Monday 6 July 2009

Renewables industry pushes for tougher targets

www.environmental-finance.com
2 July

Renewable energy advocates have welcomed the momentum toward adoption of a US federal renewable electricity standard (RES), but vowed to keep pushing for a stronger mandate.

The American Clean Energy and Security Act, sponsored by Congressmen Henry Waxman and Ed Markey, was the first bill to pass a house of Congress that would cap greenhouse gas emissions. However, it also requires electric utilities to meet 20% of their electricity demand through renewable energy and improved energy efficiency by 2020. Although lower than the 25% target featured in the initial Waxman-Markey proposal, the bill passed on 26 June surpasses the 15% by 2021 requirement adopted by the Senate energy and natural resources committee last month.

"We need to strengthen the RES," said Tim Howell, commercial leader, power & renewable energy for GE Energy Financial Services in Stamford, Connecticut. "We're going to have to keep pressure on Washington." Utilities selling more than 4 million MW hours of electricity a year would be required to source 6% of their power from renewable sources or reduce demand through energy efficiency initiatives by 2012, increasing to 15% from renewable energy sources and 5% from energy efficiency improvements by 2020, according to the House bill.

Since about 20% of US electricity is produced by entities below the threshold, it makes the bill "less aggressive" in driving renewable energy production, said Jack Ihle, Washington-based associate director of climate change and clean energy for energy market information firm IHS Inc.

The momentum for a federal RES after years of stalled efforts in Congress bodes well for the renewable energy sector, said Gabriel Alonso, CEO of Horizon Power Wind Energy in Houston, Texas. "I'm confident we will have a RES that will make a difference in the near future," he said.

But the federal targets are seen by renewable energy developers as insufficient to spur significant demand beyond that which is already driven by state mandates. "Some states already have more aggressive goals than [the federal RES bills] so the higher the better," said Pat Agudow, vice-president of administration and policy management for solar product supplier Opel International in Shelton, Connecticut.

Congress should encourage renewable energy development in US regions without standards, specifically the south-east, while doing nothing to discourage the states that already have mandates, either through pre-emption or an adverse interaction with carbon legislation, said John Geesman, co-chairman of the board of directors of the American Council on Renewable Energy in Washington, DC.

"That's a difficult legal balance," he said. "But I think if you look at most of the states with aggressive [renewable portfolio standard] programmes, there's less interest in the positive side of federal legislation and more apprehension of the potential negative effect."
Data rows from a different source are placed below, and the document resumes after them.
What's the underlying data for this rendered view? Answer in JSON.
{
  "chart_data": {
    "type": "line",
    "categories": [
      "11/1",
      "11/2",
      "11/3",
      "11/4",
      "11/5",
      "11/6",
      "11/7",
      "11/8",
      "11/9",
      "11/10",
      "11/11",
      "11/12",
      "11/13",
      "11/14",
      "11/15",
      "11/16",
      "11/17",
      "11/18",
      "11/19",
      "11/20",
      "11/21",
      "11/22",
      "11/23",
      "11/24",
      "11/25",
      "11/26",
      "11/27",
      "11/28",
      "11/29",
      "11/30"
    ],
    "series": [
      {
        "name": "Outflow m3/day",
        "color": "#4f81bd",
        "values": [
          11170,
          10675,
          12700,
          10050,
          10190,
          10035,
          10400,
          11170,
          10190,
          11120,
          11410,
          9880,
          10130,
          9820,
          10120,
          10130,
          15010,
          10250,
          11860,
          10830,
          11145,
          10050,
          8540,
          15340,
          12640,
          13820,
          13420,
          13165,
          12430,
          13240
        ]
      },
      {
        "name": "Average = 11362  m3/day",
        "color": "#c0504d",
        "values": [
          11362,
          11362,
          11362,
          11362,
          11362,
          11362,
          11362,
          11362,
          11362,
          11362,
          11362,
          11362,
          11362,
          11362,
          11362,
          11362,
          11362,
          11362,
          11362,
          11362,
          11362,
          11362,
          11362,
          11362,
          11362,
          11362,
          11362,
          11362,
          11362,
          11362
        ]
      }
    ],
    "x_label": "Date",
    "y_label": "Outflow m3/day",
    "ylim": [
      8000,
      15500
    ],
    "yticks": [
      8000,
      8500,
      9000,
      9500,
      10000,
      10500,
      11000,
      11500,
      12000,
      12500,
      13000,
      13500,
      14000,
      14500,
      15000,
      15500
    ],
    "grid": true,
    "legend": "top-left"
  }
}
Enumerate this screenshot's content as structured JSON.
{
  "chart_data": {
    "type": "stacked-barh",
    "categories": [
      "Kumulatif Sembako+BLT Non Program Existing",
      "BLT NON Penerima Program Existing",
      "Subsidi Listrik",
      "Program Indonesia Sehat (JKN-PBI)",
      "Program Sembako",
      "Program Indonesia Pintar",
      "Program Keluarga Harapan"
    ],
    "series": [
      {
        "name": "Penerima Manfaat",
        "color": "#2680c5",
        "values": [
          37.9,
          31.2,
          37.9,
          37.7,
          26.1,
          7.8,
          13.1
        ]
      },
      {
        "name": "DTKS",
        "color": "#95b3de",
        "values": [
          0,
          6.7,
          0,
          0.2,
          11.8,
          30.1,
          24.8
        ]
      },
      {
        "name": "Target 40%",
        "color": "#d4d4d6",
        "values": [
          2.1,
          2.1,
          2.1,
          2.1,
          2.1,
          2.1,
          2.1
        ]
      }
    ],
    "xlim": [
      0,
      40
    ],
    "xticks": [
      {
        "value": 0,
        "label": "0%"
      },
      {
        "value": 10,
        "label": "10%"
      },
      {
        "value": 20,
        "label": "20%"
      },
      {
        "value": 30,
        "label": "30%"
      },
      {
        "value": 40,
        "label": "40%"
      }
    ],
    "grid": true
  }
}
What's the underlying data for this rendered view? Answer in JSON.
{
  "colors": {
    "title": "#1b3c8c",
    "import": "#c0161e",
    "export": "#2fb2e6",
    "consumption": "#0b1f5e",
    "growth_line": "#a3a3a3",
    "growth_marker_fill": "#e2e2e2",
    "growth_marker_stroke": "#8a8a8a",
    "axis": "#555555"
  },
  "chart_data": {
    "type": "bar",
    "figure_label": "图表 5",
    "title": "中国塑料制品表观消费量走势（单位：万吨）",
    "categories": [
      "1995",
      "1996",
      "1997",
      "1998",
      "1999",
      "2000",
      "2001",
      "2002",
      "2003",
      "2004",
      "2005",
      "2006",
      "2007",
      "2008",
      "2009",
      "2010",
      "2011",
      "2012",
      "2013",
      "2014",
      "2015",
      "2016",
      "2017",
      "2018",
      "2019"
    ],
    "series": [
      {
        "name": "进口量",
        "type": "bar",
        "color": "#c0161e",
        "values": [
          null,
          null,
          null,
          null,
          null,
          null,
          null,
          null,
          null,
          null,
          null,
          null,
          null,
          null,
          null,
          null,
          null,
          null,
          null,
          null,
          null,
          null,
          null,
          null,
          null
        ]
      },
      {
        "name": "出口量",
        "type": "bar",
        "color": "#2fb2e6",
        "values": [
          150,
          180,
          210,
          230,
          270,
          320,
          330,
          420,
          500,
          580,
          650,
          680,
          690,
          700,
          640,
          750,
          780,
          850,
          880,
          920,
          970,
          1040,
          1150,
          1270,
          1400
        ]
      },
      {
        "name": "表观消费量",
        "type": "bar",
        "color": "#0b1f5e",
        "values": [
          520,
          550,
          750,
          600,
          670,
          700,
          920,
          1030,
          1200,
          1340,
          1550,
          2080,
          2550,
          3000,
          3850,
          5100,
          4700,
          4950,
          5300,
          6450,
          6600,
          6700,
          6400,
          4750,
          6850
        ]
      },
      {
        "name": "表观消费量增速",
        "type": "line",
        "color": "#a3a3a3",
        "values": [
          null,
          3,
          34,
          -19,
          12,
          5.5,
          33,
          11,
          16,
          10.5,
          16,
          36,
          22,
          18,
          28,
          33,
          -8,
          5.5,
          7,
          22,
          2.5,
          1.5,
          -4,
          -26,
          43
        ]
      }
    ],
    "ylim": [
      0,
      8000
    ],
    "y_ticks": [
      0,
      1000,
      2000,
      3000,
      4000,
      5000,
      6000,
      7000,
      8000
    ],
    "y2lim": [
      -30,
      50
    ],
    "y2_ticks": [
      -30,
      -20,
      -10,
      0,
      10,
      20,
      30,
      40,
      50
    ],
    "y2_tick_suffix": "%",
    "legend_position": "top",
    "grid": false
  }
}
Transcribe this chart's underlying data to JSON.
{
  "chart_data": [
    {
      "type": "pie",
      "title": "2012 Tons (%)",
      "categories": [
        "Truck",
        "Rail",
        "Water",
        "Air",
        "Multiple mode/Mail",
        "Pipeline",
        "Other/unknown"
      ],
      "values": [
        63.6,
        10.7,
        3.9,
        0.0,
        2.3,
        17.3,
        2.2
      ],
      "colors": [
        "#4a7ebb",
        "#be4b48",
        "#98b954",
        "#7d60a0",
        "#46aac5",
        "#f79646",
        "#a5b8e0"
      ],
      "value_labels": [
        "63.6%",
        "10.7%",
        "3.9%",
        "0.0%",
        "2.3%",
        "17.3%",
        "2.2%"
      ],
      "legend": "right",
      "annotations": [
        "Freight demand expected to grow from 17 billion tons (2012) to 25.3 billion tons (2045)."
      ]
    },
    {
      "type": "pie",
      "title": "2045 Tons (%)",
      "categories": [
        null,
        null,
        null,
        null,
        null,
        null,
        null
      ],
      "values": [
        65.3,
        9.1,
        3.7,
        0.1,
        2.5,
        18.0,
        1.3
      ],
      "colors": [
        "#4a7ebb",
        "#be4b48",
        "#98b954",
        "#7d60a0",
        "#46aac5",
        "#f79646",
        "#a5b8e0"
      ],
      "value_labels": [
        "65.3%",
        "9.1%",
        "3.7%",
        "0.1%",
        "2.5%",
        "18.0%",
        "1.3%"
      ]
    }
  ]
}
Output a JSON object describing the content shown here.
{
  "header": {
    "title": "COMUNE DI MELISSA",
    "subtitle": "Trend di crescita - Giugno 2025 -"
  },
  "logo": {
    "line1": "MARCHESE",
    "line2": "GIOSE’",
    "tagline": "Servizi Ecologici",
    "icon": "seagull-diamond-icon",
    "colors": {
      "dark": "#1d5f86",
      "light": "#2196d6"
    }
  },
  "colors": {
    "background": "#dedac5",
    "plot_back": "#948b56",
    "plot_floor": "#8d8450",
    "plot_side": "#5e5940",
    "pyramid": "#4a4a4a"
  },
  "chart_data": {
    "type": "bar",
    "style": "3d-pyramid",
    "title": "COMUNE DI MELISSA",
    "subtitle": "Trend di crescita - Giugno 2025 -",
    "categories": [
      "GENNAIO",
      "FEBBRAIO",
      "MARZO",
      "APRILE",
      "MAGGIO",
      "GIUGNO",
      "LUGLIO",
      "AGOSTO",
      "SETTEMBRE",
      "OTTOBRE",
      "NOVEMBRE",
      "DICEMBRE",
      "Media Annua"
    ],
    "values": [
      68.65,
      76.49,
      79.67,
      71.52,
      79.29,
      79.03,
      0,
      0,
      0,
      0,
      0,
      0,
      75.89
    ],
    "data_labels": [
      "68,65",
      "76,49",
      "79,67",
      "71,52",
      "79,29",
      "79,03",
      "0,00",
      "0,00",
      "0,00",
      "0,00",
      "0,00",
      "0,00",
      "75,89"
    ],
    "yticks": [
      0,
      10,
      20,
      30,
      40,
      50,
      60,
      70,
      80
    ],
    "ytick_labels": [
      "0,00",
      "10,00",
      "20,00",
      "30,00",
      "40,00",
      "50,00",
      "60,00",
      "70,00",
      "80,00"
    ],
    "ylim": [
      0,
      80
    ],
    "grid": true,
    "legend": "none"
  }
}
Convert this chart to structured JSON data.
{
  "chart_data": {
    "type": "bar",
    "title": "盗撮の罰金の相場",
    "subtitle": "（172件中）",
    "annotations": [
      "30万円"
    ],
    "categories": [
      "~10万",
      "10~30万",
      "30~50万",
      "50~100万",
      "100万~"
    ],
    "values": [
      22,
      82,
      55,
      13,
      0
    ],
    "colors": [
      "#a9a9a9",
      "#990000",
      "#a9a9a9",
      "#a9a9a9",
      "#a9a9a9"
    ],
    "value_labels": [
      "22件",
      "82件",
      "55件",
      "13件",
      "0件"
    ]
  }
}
The House bill clarifies that US states can implement feed-in tariffs, a mechanism designed to encourage renewable energy development by requiring utilities to purchase energy generated by renewables at above-market rates set by the government. Since the House has adopted the RES with the feed-in tariff, the Senate will be lobbied heavily to include it in its bill, Agudow said. California adopted a feed-in tariff in 2008 to support the development of up to 480MW of renewable generating capacity from small facilities while other states are considering implementing tariffs.

The feed-in tariff provides guaranteed rates of return for long periods of time and requires the least amount of up-front capital from the government, but can be vulnerable to fraud if the programmes are improperly structured, said Frank Middleton, vice-president of marketing for Opel. "The feed-in tariff is the one we're favouring the most because we've seen how well it's worked in Europe," he said. "It's not the perfect model, but it's probably the best model we know of."